The results presented showed a significant increase in serum IL-8 in rats injected with TTA after 30 & 60 days when compared with control group. treatment with silymarin or/and C. procera showed significant decrease in serum IL-8 at the same intervals of follow up after 30 & 60 days when compared to thioacetamide group.

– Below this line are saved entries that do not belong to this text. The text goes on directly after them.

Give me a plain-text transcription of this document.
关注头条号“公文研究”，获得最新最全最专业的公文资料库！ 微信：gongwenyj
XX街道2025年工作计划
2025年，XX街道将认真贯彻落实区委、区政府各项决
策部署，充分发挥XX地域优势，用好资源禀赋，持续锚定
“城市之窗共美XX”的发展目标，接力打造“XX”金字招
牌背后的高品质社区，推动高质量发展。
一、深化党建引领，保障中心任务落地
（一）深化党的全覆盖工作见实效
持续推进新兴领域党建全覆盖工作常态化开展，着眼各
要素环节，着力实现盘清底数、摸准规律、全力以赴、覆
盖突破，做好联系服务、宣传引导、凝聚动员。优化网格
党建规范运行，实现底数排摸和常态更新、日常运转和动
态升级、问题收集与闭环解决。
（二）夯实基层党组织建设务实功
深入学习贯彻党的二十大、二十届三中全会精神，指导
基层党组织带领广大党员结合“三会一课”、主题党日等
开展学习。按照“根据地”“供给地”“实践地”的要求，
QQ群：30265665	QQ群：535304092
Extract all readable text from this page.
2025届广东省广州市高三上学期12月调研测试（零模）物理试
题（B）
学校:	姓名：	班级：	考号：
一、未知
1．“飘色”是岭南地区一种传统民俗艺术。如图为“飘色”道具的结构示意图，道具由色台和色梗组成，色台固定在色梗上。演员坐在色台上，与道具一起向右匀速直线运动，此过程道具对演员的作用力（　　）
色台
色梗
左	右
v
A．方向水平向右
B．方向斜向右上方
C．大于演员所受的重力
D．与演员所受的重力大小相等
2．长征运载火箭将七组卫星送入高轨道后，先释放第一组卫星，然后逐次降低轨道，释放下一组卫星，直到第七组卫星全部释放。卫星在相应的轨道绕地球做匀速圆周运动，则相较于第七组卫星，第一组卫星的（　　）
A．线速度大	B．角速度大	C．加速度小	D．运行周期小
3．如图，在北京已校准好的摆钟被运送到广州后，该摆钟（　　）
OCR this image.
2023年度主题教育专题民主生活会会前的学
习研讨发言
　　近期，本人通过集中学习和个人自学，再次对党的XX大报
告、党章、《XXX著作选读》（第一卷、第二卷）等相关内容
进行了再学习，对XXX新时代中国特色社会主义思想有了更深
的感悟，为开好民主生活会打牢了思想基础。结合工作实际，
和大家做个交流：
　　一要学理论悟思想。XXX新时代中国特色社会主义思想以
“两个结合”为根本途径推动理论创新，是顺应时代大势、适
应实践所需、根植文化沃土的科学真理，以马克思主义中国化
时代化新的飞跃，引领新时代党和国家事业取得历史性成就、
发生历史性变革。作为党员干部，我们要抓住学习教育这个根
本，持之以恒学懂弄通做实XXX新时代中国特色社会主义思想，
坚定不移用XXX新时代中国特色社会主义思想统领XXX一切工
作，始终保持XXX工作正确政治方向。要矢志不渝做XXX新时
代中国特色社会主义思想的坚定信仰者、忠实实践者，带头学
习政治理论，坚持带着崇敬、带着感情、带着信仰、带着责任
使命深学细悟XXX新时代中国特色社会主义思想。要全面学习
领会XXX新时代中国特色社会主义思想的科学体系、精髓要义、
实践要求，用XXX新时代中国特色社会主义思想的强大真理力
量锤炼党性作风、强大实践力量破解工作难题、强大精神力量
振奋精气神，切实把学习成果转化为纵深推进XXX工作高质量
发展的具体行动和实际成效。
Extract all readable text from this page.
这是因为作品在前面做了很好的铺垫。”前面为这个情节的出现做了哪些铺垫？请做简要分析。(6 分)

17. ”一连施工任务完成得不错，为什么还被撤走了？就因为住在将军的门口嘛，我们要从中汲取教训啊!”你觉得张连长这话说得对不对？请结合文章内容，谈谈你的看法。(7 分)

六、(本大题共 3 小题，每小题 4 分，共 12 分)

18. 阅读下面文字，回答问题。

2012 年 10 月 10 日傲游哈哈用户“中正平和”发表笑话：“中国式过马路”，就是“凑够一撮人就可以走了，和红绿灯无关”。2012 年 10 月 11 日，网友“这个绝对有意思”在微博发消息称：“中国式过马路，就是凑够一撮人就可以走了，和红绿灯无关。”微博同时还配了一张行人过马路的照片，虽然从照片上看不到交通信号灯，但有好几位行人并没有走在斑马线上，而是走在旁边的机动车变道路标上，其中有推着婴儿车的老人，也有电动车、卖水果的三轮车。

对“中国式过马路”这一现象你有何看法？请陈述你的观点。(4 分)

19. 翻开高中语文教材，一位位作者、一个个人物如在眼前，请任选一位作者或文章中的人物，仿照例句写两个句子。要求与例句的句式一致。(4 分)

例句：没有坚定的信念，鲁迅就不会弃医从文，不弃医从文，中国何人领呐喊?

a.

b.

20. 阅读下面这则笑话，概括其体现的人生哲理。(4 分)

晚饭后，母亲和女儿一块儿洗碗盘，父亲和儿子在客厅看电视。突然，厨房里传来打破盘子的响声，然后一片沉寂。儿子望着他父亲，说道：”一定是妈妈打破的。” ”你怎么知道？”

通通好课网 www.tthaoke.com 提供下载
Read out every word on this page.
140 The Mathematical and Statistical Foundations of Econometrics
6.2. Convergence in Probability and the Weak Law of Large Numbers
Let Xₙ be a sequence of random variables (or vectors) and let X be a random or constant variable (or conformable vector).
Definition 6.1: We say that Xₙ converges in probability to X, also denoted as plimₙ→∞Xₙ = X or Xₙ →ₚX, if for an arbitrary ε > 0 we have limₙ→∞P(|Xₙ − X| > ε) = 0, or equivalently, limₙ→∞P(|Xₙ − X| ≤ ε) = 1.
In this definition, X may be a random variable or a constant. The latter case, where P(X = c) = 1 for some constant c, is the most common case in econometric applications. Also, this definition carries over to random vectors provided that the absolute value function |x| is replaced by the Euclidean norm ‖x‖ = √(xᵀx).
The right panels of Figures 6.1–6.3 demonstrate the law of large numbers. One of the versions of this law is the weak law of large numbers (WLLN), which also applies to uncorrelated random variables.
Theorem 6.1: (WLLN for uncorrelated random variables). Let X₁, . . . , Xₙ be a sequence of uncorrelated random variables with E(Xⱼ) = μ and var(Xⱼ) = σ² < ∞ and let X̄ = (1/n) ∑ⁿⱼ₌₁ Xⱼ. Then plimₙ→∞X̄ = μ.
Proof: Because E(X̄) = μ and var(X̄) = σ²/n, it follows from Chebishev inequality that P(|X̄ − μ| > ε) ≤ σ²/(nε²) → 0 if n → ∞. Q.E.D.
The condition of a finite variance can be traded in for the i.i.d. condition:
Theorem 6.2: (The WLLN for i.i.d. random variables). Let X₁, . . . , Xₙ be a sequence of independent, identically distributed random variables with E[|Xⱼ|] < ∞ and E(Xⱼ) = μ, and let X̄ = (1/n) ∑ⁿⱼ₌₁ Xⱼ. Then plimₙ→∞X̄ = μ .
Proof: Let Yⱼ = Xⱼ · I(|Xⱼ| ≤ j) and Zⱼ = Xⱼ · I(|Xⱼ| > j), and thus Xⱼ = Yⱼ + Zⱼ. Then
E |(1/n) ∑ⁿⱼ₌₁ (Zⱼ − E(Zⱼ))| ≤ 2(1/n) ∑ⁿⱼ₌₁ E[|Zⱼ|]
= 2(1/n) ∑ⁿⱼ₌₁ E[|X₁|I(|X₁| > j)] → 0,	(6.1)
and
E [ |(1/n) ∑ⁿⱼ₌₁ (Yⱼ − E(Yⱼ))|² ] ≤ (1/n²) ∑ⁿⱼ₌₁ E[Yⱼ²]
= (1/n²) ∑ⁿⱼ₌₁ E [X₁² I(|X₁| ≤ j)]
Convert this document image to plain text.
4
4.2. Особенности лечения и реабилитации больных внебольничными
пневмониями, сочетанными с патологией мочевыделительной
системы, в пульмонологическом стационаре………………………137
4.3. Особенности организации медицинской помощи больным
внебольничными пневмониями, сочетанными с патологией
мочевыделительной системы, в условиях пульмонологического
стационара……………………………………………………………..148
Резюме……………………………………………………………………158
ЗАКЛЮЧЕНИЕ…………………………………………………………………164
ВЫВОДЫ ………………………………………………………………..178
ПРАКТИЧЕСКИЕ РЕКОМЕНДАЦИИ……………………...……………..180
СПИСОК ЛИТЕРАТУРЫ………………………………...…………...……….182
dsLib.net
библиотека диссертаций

The results obtained showed that, TTA injection to rats caused a significant decrease in the activity of the liver antioxidant enzymes GST, CAT, SOD and GSH after 30 & 60 days compared with control. Treatment of TTA intoxicated rats with silymarin or/and C. procera caused a significant increase in the activity of the antioxidant enzymes GST, CAT, SOD and GSH after 30 & 60 days as compared with control
Histopathological.
Finding revealed showed liver cirrhosis and marked portal tracts fibrosis in Thioacetamide group when compared to control. Treatment of TTA intoxicated rats with silymarin or/and C. procera caused improvement in liver fibrosis with regeneration of hepatocytes became nearly similar to normal liver. In addition, the plant publican silymarin and prevent cell death and cirrhotic obviously caused by Thioacetamide in hepatic tissue as compared to natural group. And the results of the study may have resulted from a clear improvement in liver function and tissues as a result of silymarin or C. procera and their combination a significant decrease in the levels set free and the increase in antioxidants.